“Hour of Code” Calls on Students to Program Computers, With Support From Obama (And the Republicans, Too!)
By now you may have heard about the United States’ woeful lack of public coding classes, despite the economy’s ever-growing need for technical workers. For five years now, Computer Science Education Week has existed as a call to mobilize people to learn to program.
This year, it’s getting a little more oomph, with promotion by various tech companies of the new nonprofit Code.org’s “Hour of Code” initiative, five million students committed to participate globally at 33,000 schools in 166 countries, and endorsements by celebrities and public figures including both U.S. President Barack Obama and his political foil House Majority Leader Eric Cantor.
Here’s the video from Obama, in which he urges, “Don’t just buy a new video game, make one. Don’t just download the latest app, help design it. Don’t just play on your phone, program. No one’s born a computer scientist, but with a little hard work — and some math and science — just about anyone can become one.”
And here’s Cantor, who says “coding is the necessary tool of this century”:
(By the way, the name “Hour of Code” is not meant to specify any specific hour, but rather the motivation for people to spend an hour learning to code at some point over the next week.)
And it’s not just political rivals coming together, but also competing companies, noted Code.org co-founder Ali Partovi. All the Apple Stores in the U.S. plan to hold an open Hour of Code class on Dec. 11 at 5 pm and all the Microsoft Retail Stores at various times this week. Google, Yahoo, YouTube, Apple, MSN, Bing and Disney will be featuring the Hour of Code on their homepages.
“When would you imagine Apple promoting tools built by Google with the face of Bill Gates?” asked Partovi.

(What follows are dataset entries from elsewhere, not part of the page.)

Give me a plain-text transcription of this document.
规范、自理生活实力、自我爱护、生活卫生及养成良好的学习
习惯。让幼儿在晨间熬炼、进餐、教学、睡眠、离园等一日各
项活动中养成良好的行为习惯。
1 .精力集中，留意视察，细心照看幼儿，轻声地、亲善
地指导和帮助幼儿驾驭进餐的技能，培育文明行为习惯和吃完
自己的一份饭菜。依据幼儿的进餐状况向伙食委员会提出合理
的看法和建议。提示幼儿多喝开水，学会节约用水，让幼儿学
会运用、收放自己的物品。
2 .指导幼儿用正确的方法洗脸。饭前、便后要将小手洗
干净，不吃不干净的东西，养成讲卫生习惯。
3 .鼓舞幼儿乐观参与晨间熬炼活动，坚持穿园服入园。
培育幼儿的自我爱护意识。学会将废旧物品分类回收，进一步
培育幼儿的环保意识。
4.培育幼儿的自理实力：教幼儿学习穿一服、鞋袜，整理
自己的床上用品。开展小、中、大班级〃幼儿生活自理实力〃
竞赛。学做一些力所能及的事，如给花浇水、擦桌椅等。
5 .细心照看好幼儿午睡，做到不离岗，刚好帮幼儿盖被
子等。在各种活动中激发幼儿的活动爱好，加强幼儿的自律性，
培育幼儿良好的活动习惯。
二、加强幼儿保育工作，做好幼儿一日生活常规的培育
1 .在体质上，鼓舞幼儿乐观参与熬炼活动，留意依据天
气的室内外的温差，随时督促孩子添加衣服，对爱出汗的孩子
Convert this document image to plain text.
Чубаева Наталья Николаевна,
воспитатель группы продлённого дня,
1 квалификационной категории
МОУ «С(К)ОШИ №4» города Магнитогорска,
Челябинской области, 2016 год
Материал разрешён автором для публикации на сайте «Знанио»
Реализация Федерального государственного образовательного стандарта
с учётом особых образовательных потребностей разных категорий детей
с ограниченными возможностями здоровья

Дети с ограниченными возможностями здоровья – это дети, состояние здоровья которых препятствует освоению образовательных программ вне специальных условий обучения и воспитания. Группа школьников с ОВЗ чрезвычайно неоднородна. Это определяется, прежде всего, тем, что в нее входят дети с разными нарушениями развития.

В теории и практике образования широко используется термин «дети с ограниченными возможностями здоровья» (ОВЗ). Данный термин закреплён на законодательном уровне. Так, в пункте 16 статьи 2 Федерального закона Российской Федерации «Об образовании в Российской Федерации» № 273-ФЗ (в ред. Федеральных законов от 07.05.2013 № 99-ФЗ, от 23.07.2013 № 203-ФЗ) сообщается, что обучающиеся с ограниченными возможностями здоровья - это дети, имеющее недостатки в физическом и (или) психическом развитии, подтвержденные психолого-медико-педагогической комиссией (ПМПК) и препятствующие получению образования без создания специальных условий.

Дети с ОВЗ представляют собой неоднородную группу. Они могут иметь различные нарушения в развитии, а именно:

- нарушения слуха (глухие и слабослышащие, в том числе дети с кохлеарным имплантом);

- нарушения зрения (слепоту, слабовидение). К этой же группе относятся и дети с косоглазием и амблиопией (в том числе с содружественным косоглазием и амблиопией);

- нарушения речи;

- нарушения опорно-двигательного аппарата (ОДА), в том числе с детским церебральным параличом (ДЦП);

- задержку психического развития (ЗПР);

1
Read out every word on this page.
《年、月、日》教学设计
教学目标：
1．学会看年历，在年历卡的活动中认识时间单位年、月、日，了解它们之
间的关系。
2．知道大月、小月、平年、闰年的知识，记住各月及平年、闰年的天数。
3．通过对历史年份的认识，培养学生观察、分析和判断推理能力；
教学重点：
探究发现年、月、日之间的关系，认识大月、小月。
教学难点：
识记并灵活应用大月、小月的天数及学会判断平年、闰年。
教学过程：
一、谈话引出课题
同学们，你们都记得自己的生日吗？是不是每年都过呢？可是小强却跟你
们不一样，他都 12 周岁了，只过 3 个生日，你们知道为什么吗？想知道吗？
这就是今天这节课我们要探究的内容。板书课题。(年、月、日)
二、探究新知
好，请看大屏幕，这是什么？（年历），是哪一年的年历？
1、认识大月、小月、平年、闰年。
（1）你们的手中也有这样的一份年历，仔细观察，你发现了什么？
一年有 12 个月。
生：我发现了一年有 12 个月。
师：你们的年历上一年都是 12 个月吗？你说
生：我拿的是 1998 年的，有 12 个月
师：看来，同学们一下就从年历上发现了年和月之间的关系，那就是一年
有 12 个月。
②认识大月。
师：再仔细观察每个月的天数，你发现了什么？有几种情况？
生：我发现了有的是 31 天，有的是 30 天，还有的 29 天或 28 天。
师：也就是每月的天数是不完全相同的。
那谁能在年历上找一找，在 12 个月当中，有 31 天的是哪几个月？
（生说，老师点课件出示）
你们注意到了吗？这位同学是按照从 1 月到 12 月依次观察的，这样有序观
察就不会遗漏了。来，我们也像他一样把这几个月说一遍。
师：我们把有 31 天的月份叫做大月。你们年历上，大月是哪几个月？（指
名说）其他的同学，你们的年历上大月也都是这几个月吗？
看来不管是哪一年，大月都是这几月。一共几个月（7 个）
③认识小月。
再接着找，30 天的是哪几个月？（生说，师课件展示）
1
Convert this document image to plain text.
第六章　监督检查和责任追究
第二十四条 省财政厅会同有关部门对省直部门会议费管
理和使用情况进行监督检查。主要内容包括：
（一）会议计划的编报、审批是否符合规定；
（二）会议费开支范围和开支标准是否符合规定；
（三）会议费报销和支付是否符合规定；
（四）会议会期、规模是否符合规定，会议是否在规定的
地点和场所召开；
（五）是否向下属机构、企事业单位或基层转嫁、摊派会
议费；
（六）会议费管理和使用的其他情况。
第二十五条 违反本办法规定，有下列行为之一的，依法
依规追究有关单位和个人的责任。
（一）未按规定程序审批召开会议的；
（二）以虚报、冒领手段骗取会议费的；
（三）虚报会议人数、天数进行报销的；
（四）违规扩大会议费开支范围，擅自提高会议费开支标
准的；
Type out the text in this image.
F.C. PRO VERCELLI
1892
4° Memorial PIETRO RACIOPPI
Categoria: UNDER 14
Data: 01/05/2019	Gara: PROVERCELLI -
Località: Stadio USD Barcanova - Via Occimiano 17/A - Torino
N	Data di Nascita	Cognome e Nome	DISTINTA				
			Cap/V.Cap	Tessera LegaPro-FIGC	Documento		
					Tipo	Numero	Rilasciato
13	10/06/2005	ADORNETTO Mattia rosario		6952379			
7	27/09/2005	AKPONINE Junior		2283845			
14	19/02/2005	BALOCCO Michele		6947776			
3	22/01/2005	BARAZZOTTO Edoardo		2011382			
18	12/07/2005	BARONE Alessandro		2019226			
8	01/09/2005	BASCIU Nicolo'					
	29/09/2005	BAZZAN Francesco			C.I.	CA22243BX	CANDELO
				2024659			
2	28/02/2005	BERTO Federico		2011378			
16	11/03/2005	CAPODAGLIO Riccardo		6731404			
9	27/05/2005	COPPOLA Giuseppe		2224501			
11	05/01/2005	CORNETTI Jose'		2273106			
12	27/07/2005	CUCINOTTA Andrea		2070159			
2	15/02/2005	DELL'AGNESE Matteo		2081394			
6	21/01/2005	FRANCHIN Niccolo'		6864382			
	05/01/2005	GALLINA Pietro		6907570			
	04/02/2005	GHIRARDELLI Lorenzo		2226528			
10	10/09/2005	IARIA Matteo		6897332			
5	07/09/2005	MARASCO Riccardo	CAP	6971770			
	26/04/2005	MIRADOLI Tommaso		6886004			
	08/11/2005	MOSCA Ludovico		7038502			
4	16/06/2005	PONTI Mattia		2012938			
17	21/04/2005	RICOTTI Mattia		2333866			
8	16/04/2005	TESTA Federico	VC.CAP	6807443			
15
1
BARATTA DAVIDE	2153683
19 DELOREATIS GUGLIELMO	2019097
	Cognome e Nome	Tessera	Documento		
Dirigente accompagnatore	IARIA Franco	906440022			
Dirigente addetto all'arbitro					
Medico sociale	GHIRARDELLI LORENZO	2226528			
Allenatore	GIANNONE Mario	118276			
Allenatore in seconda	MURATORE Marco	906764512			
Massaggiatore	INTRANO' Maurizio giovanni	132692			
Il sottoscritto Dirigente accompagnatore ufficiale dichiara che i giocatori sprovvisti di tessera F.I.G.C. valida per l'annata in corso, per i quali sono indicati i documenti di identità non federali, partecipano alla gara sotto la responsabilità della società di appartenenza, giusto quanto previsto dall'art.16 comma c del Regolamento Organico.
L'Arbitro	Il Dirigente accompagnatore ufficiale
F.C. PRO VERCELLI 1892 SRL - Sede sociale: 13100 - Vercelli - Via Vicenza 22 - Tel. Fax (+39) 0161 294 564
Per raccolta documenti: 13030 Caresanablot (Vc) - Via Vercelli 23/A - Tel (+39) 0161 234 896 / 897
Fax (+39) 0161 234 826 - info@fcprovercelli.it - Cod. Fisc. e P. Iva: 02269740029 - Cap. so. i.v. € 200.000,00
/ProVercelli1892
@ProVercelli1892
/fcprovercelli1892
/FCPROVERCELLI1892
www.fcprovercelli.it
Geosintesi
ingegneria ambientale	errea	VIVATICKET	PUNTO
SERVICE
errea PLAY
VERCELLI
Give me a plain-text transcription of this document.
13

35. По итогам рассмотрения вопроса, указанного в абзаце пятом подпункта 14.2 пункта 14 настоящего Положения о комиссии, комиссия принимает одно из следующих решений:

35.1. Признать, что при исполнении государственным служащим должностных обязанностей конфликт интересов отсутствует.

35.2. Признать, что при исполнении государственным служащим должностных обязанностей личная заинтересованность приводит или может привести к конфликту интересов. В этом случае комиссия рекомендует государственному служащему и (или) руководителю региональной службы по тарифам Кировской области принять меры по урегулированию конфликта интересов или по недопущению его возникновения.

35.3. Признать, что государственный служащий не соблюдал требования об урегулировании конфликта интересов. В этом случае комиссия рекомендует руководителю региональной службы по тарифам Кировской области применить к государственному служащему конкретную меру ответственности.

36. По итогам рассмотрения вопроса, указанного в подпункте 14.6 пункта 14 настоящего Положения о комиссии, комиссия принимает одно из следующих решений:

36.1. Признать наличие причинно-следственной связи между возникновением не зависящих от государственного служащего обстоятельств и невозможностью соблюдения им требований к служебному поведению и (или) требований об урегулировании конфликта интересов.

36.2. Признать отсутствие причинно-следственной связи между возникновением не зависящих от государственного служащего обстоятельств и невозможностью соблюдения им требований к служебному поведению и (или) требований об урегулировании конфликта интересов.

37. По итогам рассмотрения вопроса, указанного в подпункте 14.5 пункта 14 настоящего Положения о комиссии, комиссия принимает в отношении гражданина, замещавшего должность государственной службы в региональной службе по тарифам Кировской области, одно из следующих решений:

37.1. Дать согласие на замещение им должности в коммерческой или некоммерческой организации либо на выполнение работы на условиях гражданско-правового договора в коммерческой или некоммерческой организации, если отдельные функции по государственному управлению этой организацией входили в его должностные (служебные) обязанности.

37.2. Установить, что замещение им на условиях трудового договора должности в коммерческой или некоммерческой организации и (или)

The Code.org curriculum includes tutorials by Mark Zuckerberg, Chris Bosh and Bill Gates, but the nonprofit isn’t the only one getting in on this week’s momentum; other organizations like the for-profit startup Codecademy also plan to release new tools and classes this week.
Partovi said he was particularly sensitive to criticism that promotion of computer science education by the tech industry is really just a self-serving recruiting effort.
“Hiring engineers is difficult for every company in America, not just Silicon Valley,” he said. “The majority of tech jobs are not in Silicon Valley. Our motivation is really not about jobs at all, it’s about preparing kids for life.”